Governments Need Censorship to be Cheap
Governments want filtering and indexing to be cheap. In cases where this filters messages from radical organizations like ISIS, that’s fine. In cases where indexing of textual communications helps isolate, psychologically profile and harass political dissidents, that’s not OK. Increasingly often, we’re seeing governments use technology to psychologically disrupt and sociologically stifle people who have simply been labelled. Unfairly and invisibly labelling people who are different invites sociopathic, carnivorous behavior and creates serious mental health issues.
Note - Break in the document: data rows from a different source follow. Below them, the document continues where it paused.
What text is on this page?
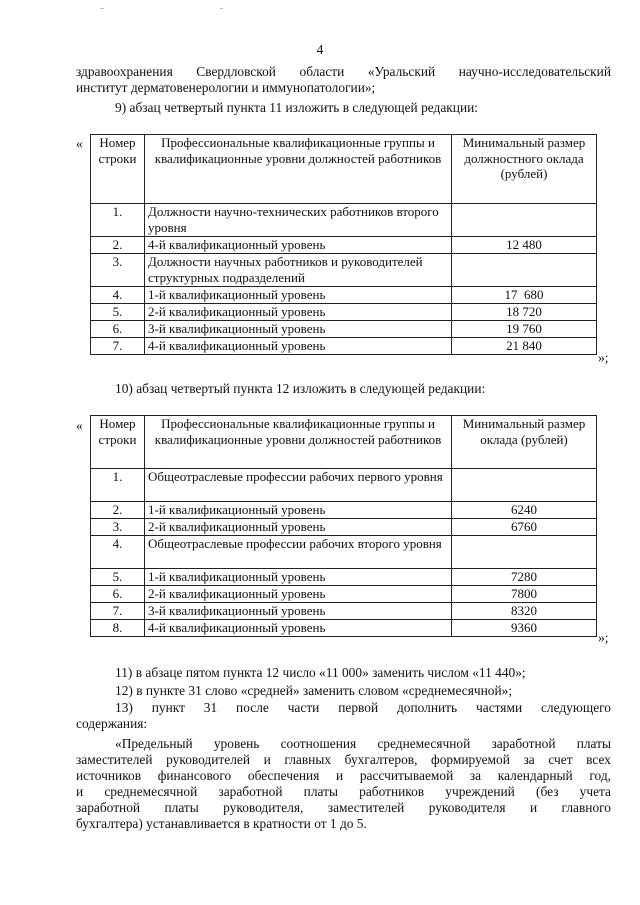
4
здравоохранения Свердловской области «Уральский научно-исследовательский
институт дерматовенерологии и иммунопатологии»;
9) абзац четвертый пункта 11 изложить в следующей редакции:
« Номер строки	Профессиональные квалификационные группы и квалификационные уровни должностей работников	Минимальный размер должностного оклада (рублей)
1.	Должности научно-технических работников второго уровня	
2.	4-й квалификационный уровень	12 480
3.	Должности научных работников и руководителей структурных подразделений	
4.	1-й квалификационный уровень	17  680
5.	2-й квалификационный уровень	18 720
6.	3-й квалификационный уровень	19 760
7.	4-й квалификационный уровень	21 840
»;
10) абзац четвертый пункта 12 изложить в следующей редакции:
« Номер строки	Профессиональные квалификационные группы и квалификационные уровни должностей работников	Минимальный размер оклада (рублей)
1.	Общеотраслевые профессии рабочих первого уровня	
2.	1-й квалификационный уровень	6240
3.	2-й квалификационный уровень	6760
4.	Общеотраслевые профессии рабочих второго уровня	
5.	1-й квалификационный уровень	7280
6.	2-й квалификационный уровень	7800
7.	3-й квалификационный уровень	8320
8.	4-й квалификационный уровень	9360
»;
11) в абзаце пятом пункта 12 число «11 000» заменить числом «11 440»;
12) в пункте 31 слово «средней» заменить словом «среднемесячной»;
13) пункт 31 после части первой дополнить частями следующего
содержания:
«Предельный уровень соотношения среднемесячной заработной платы
заместителей руководителей и главных бухгалтеров, формируемой за счет всех
источников финансового обеспечения и рассчитываемой за календарный год,
и среднемесячной заработной платы работников учреждений (без учета
заработной платы руководителя, заместителей руководителя и главного
бухгалтера) устанавливается в кратности от 1 до 5.
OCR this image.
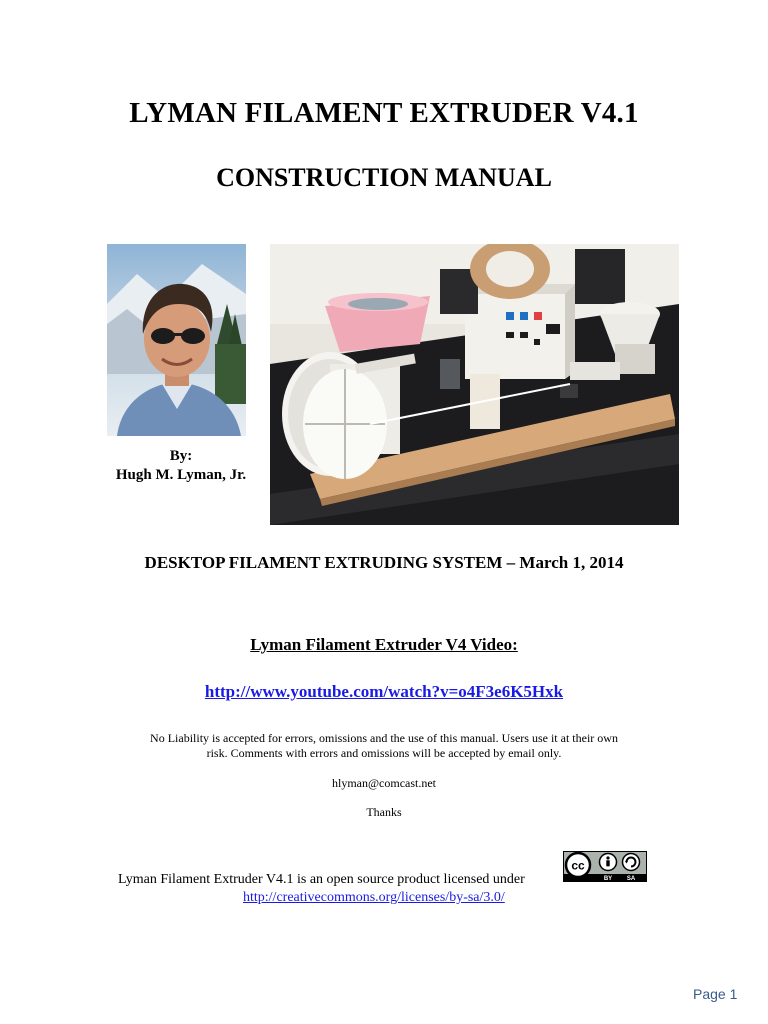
LYMAN FILAMENT EXTRUDER V4.1
CONSTRUCTION MANUAL
By:
Hugh M. Lyman, Jr.
DESKTOP FILAMENT EXTRUDING SYSTEM – March 1, 2014
Lyman Filament Extruder V4 Video:
http://www.youtube.com/watch?v=o4F3e6K5Hxk
No Liability is accepted for errors, omissions and the use of this manual. Users use it at their own risk. Comments with errors and omissions will be accepted by email only.
hlyman@comcast.net
Thanks
Lyman Filament Extruder V4.1 is an open source product licensed under
http://creativecommons.org/licenses/by-sa/3.0/
cc
BY SA
Page 1
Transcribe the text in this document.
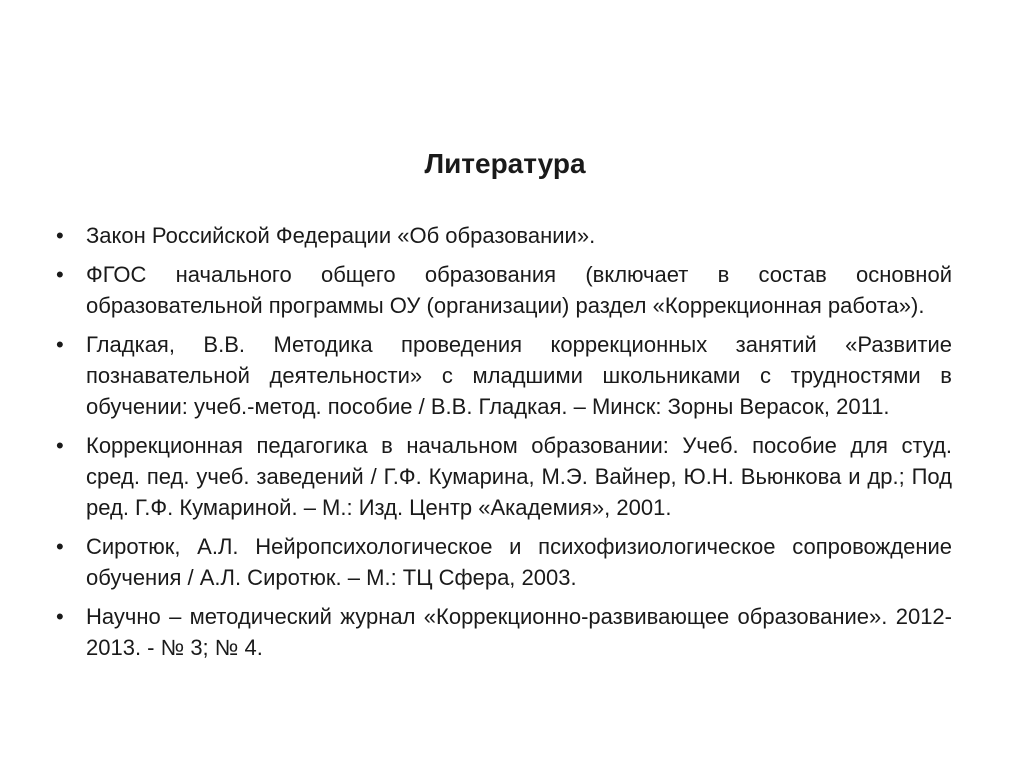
Литература
•	Закон Российской Федерации «Об образовании».
•	ФГОС начального общего образования (включает в состав основной образовательной программы ОУ (организации) раздел «Коррекционная работа»).
•	Гладкая, В.В. Методика проведения коррекционных занятий «Развитие познавательной деятельности» с младшими школьниками с трудностями в обучении: учеб.-метод. пособие / В.В. Гладкая. – Минск: Зорны Верасок, 2011.
•	Коррекционная педагогика в начальном образовании: Учеб. пособие для студ. сред. пед. учеб. заведений / Г.Ф. Кумарина, М.Э. Вайнер, Ю.Н. Вьюнкова и др.; Под ред. Г.Ф. Кумариной. – М.: Изд. Центр «Академия», 2001.
•	Сиротюк, А.Л. Нейропсихологическое и психофизиологическое сопровождение обучения / А.Л. Сиротюк. – М.: ТЦ Сфера, 2003.
•	Научно – методический журнал «Коррекционно-развивающее образование». 2012-2013. - № 3; № 4.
Subglyph Could Never Provide Perfect Secrecy
No, Subglyph is not a tool one would hope to use for perfect secrecy, but one that provides a mask from indexing to prevent automated newsfeed-based censorship. That is if enough people used it. Otherwise, it becomes filterable in its similarity to spammy emails.
Full Disclaimer: I am not a spam lord, nor do I ever plan to be. I am, however, passionate in all things linguistic.
Subglyph is So Simple, A Five Year Old Could Code This
So far, Subglyph is a simple hand-coded dictionary, with between 5 and 15 possible subsitutions per Latin alphanumeric character. The genius is that it’s about 50 lines of code that could change online communication if an idea like it took off. It requires the social momentum of casual use to create an adequate “mask” against indexing. Sure, there is the “zomg terrorists could use this” argument, but that is ludicrous: have you ever read a spam email? OK, now calm your alarmism down a notch.
Staving Off Deletion of Religious Texts
If one wanted to save their religious texts from deletion from the Internet Archive, they could use Subglyph to encode them before overlaying them on meme images and, finally, storing them on the archive. This ensures that the problem of data discovery is sufficiently hard, but not too hard, as cryptography requires preservation of a key to reconstitute and can’t be serendipitously rediscovered.
Another great idea for preserving crucial data: put a USB stick on a fucking comet and let it sail out to the Oort Cloud. It would need a basic solar-powered faraday cage for protection against ionizing radiation.
Machine Learning to Produce Custom Homoglyphic Unicode Dictionaries
That’s just the start. The second, more complicated portion of Subglyph is about training a machine learning algorithm to produce custom dictionaries. As this training component of subglyph gets closer to completion, updates will be made to this page with a graphical interface for visualizing the training process.
Generation of Unindexable Text with iOS/Android Keybords
Once the machine learning algorithms are sufficient, Subglyph can be used to create keyboards with custom homoglyphic dictionaries that rotate chars out as they’ve been used. This helps achieve the minimum social momentum to spur widespread adoption, which forces tech companies to adapt their products and algorithms to be more friendly to what was formerly seen as spam text. Meh, it’s a mixed bag.
For Information Warfare, Subglyph Can Penetrate Balkanized Internets
If subglyph became commonplace, it could be used so that political dissidents can access information that would formerly have them flagged. This usually occurs in countries that flag content providers that match keywords, which requires fast indexing. Because all warfare is essentially information warfare, subglyph could be useful … but on second thought, this would be a terrible idea because it doesn’t guarantee the safety of the dissidents. However, there may be some formuation of this idea which works for pushing information into these areas.